C’est aussi au cours d’une soirée conviviale avec les Eulenstein, raconte-t-on, que l’idée cruciale fut évoquée pour la première fois : après une visite d’ordre diplomatique en France, Tulla, les deux frères et leur bon ami Paul Mack étaient invités à boire un verre au sein du domaine viticole d’Ollwiller.
On dégusta le bon vin, on chanta des chansons, parfois en badois, parfois en français, et on discuta ardemment de la question centrale qui entourait encore le projet : même si les calculs étaient exacts, les plans précis et les décideurs convaincus, comment faire pour mettre en œuvre les gigantesques travaux d’excavation sur des milliers de kilomètres et réaliser un lit artificiel pour le fleuve ? On manquait de moyens et de main d’œuvre. Qui allait réaliser ce travail surhumain ?
Soudain, Tulla se leva de sa chaise et s’écria avec conviction : « Le Rhin fera le travail luimême, Messieurs ! »
Il se fit apporter une carte, et dessina des lignes droites à trois ou quatre points stratégiques sur le cours du Rhin : « Nous n’avons pas besoin de tout creuser nous-mêmes. Il nous suffit de faire de courtes percées ici, ici et ici, et ensuite le fleuve, guidé par nos actions, se créera son nouveau lit tout seul ! ».

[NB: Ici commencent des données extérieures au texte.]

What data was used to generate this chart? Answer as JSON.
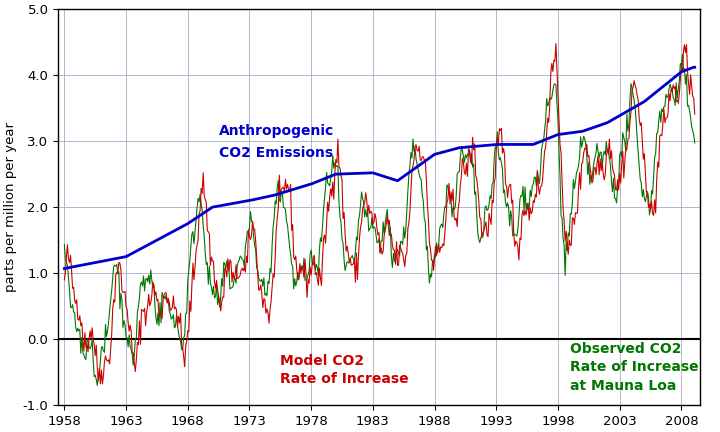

Le plan de Tulla fut mis en pratique. En 1817, les premières rectifications furent effectuées à Karlsruhe, suivies de nombreuses autres. Peu à peu, le fleuve prit son nouveau cours. Et avec les années, toutes les améliorations prévues se produisirent : les inondations cessèrent, les marais, véritables nids à nuisibles, se desséchèrent, on gagna de nouvelles terres fertiles désormais protégées des crues. Ce Rhin apprivoisé devint navigable, et se transforma en la voie commerciale et touristique décisive qu’il est encore aujourd’hui.
L’œuvre de Tulla, qui fut initiée au cours d’une réunion de l’ACE, se perpétue désormais à travers les siècles.